Sayangi Anakmu, Bunda!

Sayangi Anakmu, Bunda!

'Idul Fitri 2013, Taman Apsari Surabaya
“Ssttt…  diam dulu ya, nanti mainnya kita sambung lagi. Kita dengar adzan dulu…” aku menempelkan telunjuk kanan pada bibir yang terkatup. Naufa dan Naura mengikuti ulahku. Jadilah kami bertiga saling ber-sstt kalau ada yang berisik di antara kami.

Setelah adzan selesai, kami bersama-sama membaca doa sesudah adzan, berturut-turut doa untuk kedua orang tua, doa untuk tegaknya KHILAFAH dan doa sapu jagat.

“Kenapa kita harus berdoa, bunda?” Tanya Naufa. Ia selalu saja antusias dengan kebiasaan-kebiasaan kami. Mencari tahu alasan di balik perbuatan.

“Karena waktu antara adzan dan iqomat itu waktu yang mustajab, semua doa terkabul…” jelasku pada Naufa.

“Kenapa…” dia masih ingin tahu.

“Ya… kata rasulallah begitu… “Sesungguhnya do’a yang tidak tertolak adalah do’a antara adzan dan iqomah, maka berdo’alah (kala itu).”

“Kenapa?” cecarnya

“Hm… kenapa ya… bunda juga belum tahu alasannya. Bunda cuma ikut aja kata rasulallah” Naufa terdiam. Tak lagi bertanya kenapa.

Berbeda dengan Naufa yang selalu bertanya kenapa, Naura menimpali diskusi kami dengan kalimat pendek

“Ooo… bejitu” senyumnya mengembang dan segera berhambur ke pelukanku karena malu. Naura bicaranya memang belum selancar Naufa. Maklumlah Naura masih 2tahun 6 bulan. Sementara Naufa sudah 4 tahun 1 bulan. 

Aku dan Naufa tertawa melihat tingkah Naura. “Adek ini ada-ada saja!” timpal Naufa sambil menggelitiki ketiak Naura, tersenyum geli.

Naufa dan Naura kembali hanyut dengan mainan mereka. Bermain peran. Naufa jadi ibunya Naura jadi anaknya. Pensil warna itupun berubah menjadi orang-orangan.

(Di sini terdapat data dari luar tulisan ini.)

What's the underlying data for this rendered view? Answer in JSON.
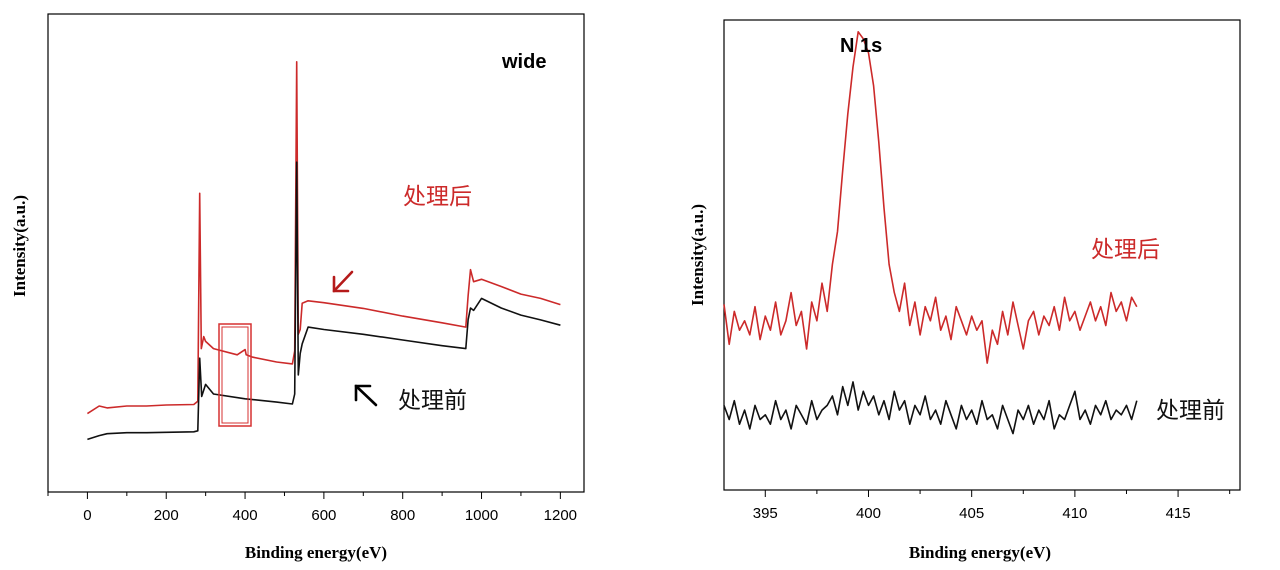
{
  "colors": {
    "after": "#cc2a2a",
    "before": "#111111",
    "box": "#d63030",
    "arrow_after": "#b51a1a",
    "arrow_before": "#000000"
  },
  "chart_data": [
    {
      "type": "line",
      "title": "wide",
      "xlabel": "Binding energy(eV)",
      "ylabel": "Intensity(a.u.)",
      "xlim": [
        -100,
        1260
      ],
      "xticks": [
        0,
        200,
        400,
        600,
        800,
        1000,
        1200
      ],
      "series_labels": {
        "after": "处理后",
        "before": "处理前"
      },
      "series": [
        {
          "name": "处理后",
          "color": "after",
          "points": [
            [
              0,
              0.164
            ],
            [
              30,
              0.18
            ],
            [
              50,
              0.176
            ],
            [
              100,
              0.18
            ],
            [
              150,
              0.18
            ],
            [
              200,
              0.182
            ],
            [
              270,
              0.183
            ],
            [
              280,
              0.19
            ],
            [
              285,
              0.625
            ],
            [
              289,
              0.3
            ],
            [
              295,
              0.325
            ],
            [
              300,
              0.315
            ],
            [
              320,
              0.3
            ],
            [
              380,
              0.287
            ],
            [
              400,
              0.298
            ],
            [
              403,
              0.287
            ],
            [
              420,
              0.282
            ],
            [
              480,
              0.272
            ],
            [
              520,
              0.268
            ],
            [
              526,
              0.295
            ],
            [
              531,
              0.9
            ],
            [
              535,
              0.33
            ],
            [
              540,
              0.34
            ],
            [
              545,
              0.395
            ],
            [
              560,
              0.4
            ],
            [
              600,
              0.396
            ],
            [
              700,
              0.384
            ],
            [
              800,
              0.368
            ],
            [
              900,
              0.354
            ],
            [
              960,
              0.345
            ],
            [
              966,
              0.41
            ],
            [
              972,
              0.465
            ],
            [
              980,
              0.44
            ],
            [
              1000,
              0.445
            ],
            [
              1050,
              0.43
            ],
            [
              1100,
              0.414
            ],
            [
              1150,
              0.405
            ],
            [
              1200,
              0.392
            ]
          ]
        },
        {
          "name": "处理前",
          "color": "before",
          "points": [
            [
              0,
              0.11
            ],
            [
              30,
              0.118
            ],
            [
              50,
              0.122
            ],
            [
              100,
              0.124
            ],
            [
              150,
              0.124
            ],
            [
              200,
              0.125
            ],
            [
              270,
              0.126
            ],
            [
              280,
              0.128
            ],
            [
              285,
              0.28
            ],
            [
              290,
              0.2
            ],
            [
              300,
              0.225
            ],
            [
              320,
              0.205
            ],
            [
              400,
              0.195
            ],
            [
              480,
              0.188
            ],
            [
              520,
              0.184
            ],
            [
              526,
              0.205
            ],
            [
              531,
              0.69
            ],
            [
              535,
              0.245
            ],
            [
              540,
              0.29
            ],
            [
              545,
              0.31
            ],
            [
              560,
              0.345
            ],
            [
              600,
              0.34
            ],
            [
              700,
              0.33
            ],
            [
              800,
              0.318
            ],
            [
              900,
              0.306
            ],
            [
              960,
              0.3
            ],
            [
              966,
              0.36
            ],
            [
              972,
              0.385
            ],
            [
              980,
              0.38
            ],
            [
              1000,
              0.405
            ],
            [
              1050,
              0.385
            ],
            [
              1100,
              0.37
            ],
            [
              1150,
              0.36
            ],
            [
              1200,
              0.349
            ]
          ]
        }
      ]
    },
    {
      "type": "line",
      "title": "N 1s",
      "xlabel": "Binding energy(eV)",
      "ylabel": "Intensity(a.u.)",
      "xlim": [
        393,
        418
      ],
      "xticks": [
        395,
        400,
        405,
        410,
        415
      ],
      "series_labels": {
        "after": "处理后",
        "before": "处理前"
      },
      "series": [
        {
          "name": "处理后",
          "color": "after",
          "x": [
            393.0,
            393.25,
            393.5,
            393.75,
            394.0,
            394.25,
            394.5,
            394.75,
            395.0,
            395.25,
            395.5,
            395.75,
            396.0,
            396.25,
            396.5,
            396.75,
            397.0,
            397.25,
            397.5,
            397.75,
            398.0,
            398.25,
            398.5,
            398.75,
            399.0,
            399.25,
            399.5,
            399.75,
            400.0,
            400.25,
            400.5,
            400.75,
            401.0,
            401.25,
            401.5,
            401.75,
            402.0,
            402.25,
            402.5,
            402.75,
            403.0,
            403.25,
            403.5,
            403.75,
            404.0,
            404.25,
            404.5,
            404.75,
            405.0,
            405.25,
            405.5,
            405.75,
            406.0,
            406.25,
            406.5,
            406.75,
            407.0,
            407.25,
            407.5,
            407.75,
            408.0,
            408.25,
            408.5,
            408.75,
            409.0,
            409.25,
            409.5,
            409.75,
            410.0,
            410.25,
            410.5,
            410.75,
            411.0,
            411.25,
            411.5,
            411.75,
            412.0,
            412.25,
            412.5,
            412.75,
            413.0
          ],
          "y": [
            0.395,
            0.31,
            0.38,
            0.34,
            0.36,
            0.33,
            0.39,
            0.32,
            0.37,
            0.34,
            0.4,
            0.33,
            0.36,
            0.42,
            0.35,
            0.38,
            0.3,
            0.4,
            0.36,
            0.44,
            0.38,
            0.48,
            0.55,
            0.68,
            0.8,
            0.9,
            0.975,
            0.96,
            0.93,
            0.86,
            0.74,
            0.6,
            0.48,
            0.42,
            0.38,
            0.44,
            0.35,
            0.4,
            0.33,
            0.39,
            0.36,
            0.41,
            0.34,
            0.37,
            0.32,
            0.39,
            0.36,
            0.33,
            0.37,
            0.34,
            0.36,
            0.27,
            0.34,
            0.31,
            0.38,
            0.33,
            0.4,
            0.35,
            0.3,
            0.36,
            0.38,
            0.33,
            0.37,
            0.35,
            0.39,
            0.34,
            0.41,
            0.36,
            0.38,
            0.34,
            0.37,
            0.4,
            0.36,
            0.39,
            0.35,
            0.42,
            0.38,
            0.4,
            0.36,
            0.41,
            0.39
          ]
        },
        {
          "name": "处理前",
          "color": "before",
          "x": [
            393.0,
            393.25,
            393.5,
            393.75,
            394.0,
            394.25,
            394.5,
            394.75,
            395.0,
            395.25,
            395.5,
            395.75,
            396.0,
            396.25,
            396.5,
            396.75,
            397.0,
            397.25,
            397.5,
            397.75,
            398.0,
            398.25,
            398.5,
            398.75,
            399.0,
            399.25,
            399.5,
            399.75,
            400.0,
            400.25,
            400.5,
            400.75,
            401.0,
            401.25,
            401.5,
            401.75,
            402.0,
            402.25,
            402.5,
            402.75,
            403.0,
            403.25,
            403.5,
            403.75,
            404.0,
            404.25,
            404.5,
            404.75,
            405.0,
            405.25,
            405.5,
            405.75,
            406.0,
            406.25,
            406.5,
            406.75,
            407.0,
            407.25,
            407.5,
            407.75,
            408.0,
            408.25,
            408.5,
            408.75,
            409.0,
            409.25,
            409.5,
            409.75,
            410.0,
            410.25,
            410.5,
            410.75,
            411.0,
            411.25,
            411.5,
            411.75,
            412.0,
            412.25,
            412.5,
            412.75,
            413.0
          ],
          "y": [
            0.18,
            0.15,
            0.19,
            0.14,
            0.17,
            0.13,
            0.18,
            0.15,
            0.16,
            0.14,
            0.19,
            0.15,
            0.17,
            0.13,
            0.18,
            0.16,
            0.14,
            0.19,
            0.15,
            0.17,
            0.18,
            0.2,
            0.16,
            0.22,
            0.18,
            0.23,
            0.17,
            0.21,
            0.18,
            0.2,
            0.16,
            0.19,
            0.15,
            0.21,
            0.17,
            0.19,
            0.14,
            0.18,
            0.16,
            0.2,
            0.15,
            0.17,
            0.14,
            0.19,
            0.16,
            0.13,
            0.18,
            0.15,
            0.17,
            0.14,
            0.19,
            0.15,
            0.16,
            0.13,
            0.18,
            0.15,
            0.12,
            0.17,
            0.15,
            0.18,
            0.14,
            0.17,
            0.15,
            0.19,
            0.13,
            0.16,
            0.15,
            0.18,
            0.21,
            0.15,
            0.17,
            0.14,
            0.18,
            0.16,
            0.19,
            0.15,
            0.17,
            0.16,
            0.18,
            0.15,
            0.19
          ]
        }
      ]
    }
  ]
}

Sebagian menjadi batas rumah, jadi pagar. Macam-macamlah imajinasi anak dua itu.

Kadang aku geli bukan kepalang mendengar mereka main berdua. Lucu. Hm… anak-anak memang penyejuk mata untuk kedua orang tua. Meski tak jarang justru menjadi mala petaka.

Setelah keduanya gayeng (enjoy) bermain, aku justru terdiam. Ya, sebuah pertanyaan menari-nari dalam benakku.

Aku memang membiasakan diri dan anak-anak di saat-saat mustajab (setelah adzan dan setelah shalat wajib, saat hujan turun) berdoa. Doa khusus untuk kedua orangtua.

Menurutku, doa untuk kedua orang tua adalah doa yang wajib aku baca. Untukku tentu saja wujud dari berbaktiku pada ayah dan mamakku. Kubiasakan juga untuk anak-anakku, agar doa itu menjadi habbit bagi mereka. Diwaktu-waktu mustajab mereka selalu mendoakan kita, orang tuanya.

Kalau sudah biasa, sudah jadi habbit, kelak ketika mereka dewasa hal itu akan mereka lakukan secara otomatis tanpa pikir panjang. Seperti halnya ketika kita reflek makan dengan tangan kanan. Bisa karena biasa. Habbit itu latihan dan pengulangan, begitu bukan.

Eh, yang aku fikirkan adalah isi dari doa itu.

“Alloohummaghfirlii waliwaalidayya war hamhumaa kama rabbayaanii shagiiraa”.

Artinya : “Wahai Tuhanku, ampunilah aku dan Ibu Bapakku, sayangilah mereka  SEPERTI mereka menyayangiku di waktu kecil”.

Coba kita tengok kalimat Kama yang artinya sebagaimana atau seperti. Kita bermohon pada Allah agar menyayangi kedua ibu bapak kita SEBAGAIMANA mereka dulu menyayangi kita.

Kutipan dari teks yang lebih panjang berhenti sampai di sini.